Nous ne connaissons le résultat des négociations que tardivement, ce qui nous contraint chaque fois à une mobilisation dans l'urgence. Lorsque le projet d'accord nous est soumis, il a déjà été accepté par le pays tiers et il est difficile de revenir dessus, d'autant plus que l'accord porte sur des secteurs stratégiques pour lui : exclure des accords certaines catégories de rhum ou de sucre semble secondaire à l'Europe, mais crucial pour les économies ultramarines en dépit de la modestie des volumes concernés. Ainsi, depuis quinze ans, notre exposition ne cesse de s'accroître à la concurrence de pays où les coûts de production et les normes sont bien moindres.
Nous souhaitons exclure de ces accords nos productions de sucre, de bananes et de rhum qui ne représentent qu'une part minime de la production mondiale. Mais la direction générale Trade refuse de façon quasi systématique au nom du dogme de la libre concurrence. Pourtant, l'Union européenne est seule à baisser ses protections douanières. Dans son onzième rapport sur les mesures susceptibles de porter atteinte à la libre concurrence, la direction générale Trade constate d'ailleurs avec étonnement la hausse des mesures protectionnistes dans le monde, y compris dans des pays du G20. Le rhum le plus subventionné du monde, par exemple, est le rhum américain.

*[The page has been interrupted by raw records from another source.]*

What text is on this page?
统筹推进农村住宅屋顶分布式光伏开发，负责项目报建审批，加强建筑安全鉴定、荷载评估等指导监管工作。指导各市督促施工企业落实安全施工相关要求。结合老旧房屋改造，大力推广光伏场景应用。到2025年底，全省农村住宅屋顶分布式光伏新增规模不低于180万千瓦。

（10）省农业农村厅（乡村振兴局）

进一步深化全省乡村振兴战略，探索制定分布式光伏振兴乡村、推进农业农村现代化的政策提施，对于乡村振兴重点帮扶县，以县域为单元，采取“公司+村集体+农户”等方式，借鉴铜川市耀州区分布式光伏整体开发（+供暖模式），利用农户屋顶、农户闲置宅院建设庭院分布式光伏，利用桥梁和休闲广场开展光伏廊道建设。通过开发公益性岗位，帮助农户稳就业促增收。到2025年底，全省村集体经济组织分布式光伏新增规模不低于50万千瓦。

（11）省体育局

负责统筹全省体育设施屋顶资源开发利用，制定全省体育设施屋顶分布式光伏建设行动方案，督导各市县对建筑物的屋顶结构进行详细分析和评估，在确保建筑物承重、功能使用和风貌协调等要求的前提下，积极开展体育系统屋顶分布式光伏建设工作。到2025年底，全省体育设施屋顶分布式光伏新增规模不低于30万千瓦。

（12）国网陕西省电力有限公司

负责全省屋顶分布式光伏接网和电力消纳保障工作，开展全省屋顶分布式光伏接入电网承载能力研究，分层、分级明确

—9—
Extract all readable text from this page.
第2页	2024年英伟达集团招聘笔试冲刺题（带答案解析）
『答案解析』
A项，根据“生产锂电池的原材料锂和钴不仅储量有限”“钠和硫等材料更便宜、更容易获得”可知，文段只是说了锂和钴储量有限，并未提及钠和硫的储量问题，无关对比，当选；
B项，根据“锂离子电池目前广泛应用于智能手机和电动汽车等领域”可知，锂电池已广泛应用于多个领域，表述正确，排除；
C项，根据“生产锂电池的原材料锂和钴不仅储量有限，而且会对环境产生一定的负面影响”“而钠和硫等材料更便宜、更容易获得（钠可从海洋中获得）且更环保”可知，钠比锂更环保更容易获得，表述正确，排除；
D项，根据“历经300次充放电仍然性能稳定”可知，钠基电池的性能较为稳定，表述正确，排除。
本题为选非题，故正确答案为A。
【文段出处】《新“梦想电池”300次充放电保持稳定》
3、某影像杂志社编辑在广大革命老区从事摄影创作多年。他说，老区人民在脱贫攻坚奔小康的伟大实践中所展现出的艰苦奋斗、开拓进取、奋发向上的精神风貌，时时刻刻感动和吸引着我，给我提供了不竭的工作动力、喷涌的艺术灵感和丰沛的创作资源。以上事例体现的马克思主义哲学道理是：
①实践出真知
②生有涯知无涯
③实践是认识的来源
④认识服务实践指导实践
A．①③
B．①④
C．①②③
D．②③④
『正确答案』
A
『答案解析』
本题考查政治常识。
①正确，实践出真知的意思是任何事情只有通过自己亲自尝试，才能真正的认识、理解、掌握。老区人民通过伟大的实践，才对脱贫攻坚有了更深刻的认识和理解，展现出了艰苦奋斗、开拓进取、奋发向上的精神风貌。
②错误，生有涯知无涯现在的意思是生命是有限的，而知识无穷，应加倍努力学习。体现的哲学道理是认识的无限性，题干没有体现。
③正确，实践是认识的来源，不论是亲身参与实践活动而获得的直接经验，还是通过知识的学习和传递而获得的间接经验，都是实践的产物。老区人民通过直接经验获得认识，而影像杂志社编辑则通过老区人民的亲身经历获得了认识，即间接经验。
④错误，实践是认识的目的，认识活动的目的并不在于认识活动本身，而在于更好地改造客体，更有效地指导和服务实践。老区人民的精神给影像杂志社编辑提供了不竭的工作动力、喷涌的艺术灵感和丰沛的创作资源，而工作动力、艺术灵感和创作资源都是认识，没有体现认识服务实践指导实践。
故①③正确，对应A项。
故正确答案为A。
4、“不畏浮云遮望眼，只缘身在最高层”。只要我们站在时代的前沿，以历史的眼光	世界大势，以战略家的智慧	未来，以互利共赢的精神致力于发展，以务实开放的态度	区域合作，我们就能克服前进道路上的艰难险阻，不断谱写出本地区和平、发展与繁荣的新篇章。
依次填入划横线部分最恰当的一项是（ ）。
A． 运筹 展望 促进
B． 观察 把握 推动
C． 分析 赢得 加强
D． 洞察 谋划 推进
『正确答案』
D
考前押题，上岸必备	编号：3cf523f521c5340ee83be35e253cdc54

La seule concession que nous ayons obtenue, est l'engagement de réaliser une étude d'impact préalable. Inutile de dire que cela n'a jamais été fait.
Nous avons également obtenu des clauses de sauvegarde qui peuvent être activées lorsque le marché est déstabilisé et que les producteurs locaux sont menacés. Elles sont toutefois inopérantes parce que difficiles à mettre en oeuvre : le temps d'enquêter pour la Commission et les producteurs ont disparu.
Les seules mesures de protection des productions sont l'octroi de mer sur notre marché local, l'exclusion des accords des produits les plus sensibles du marché continental, et enfin une compensation par l'Union européenne du préjudice subi, comme l'a soutenu le Sénat dans sa résolution de mai 2011.
Cependant, il semble illusoire de penser obtenir de la direction générale Trade qu'elle revoie sa manière de négocier.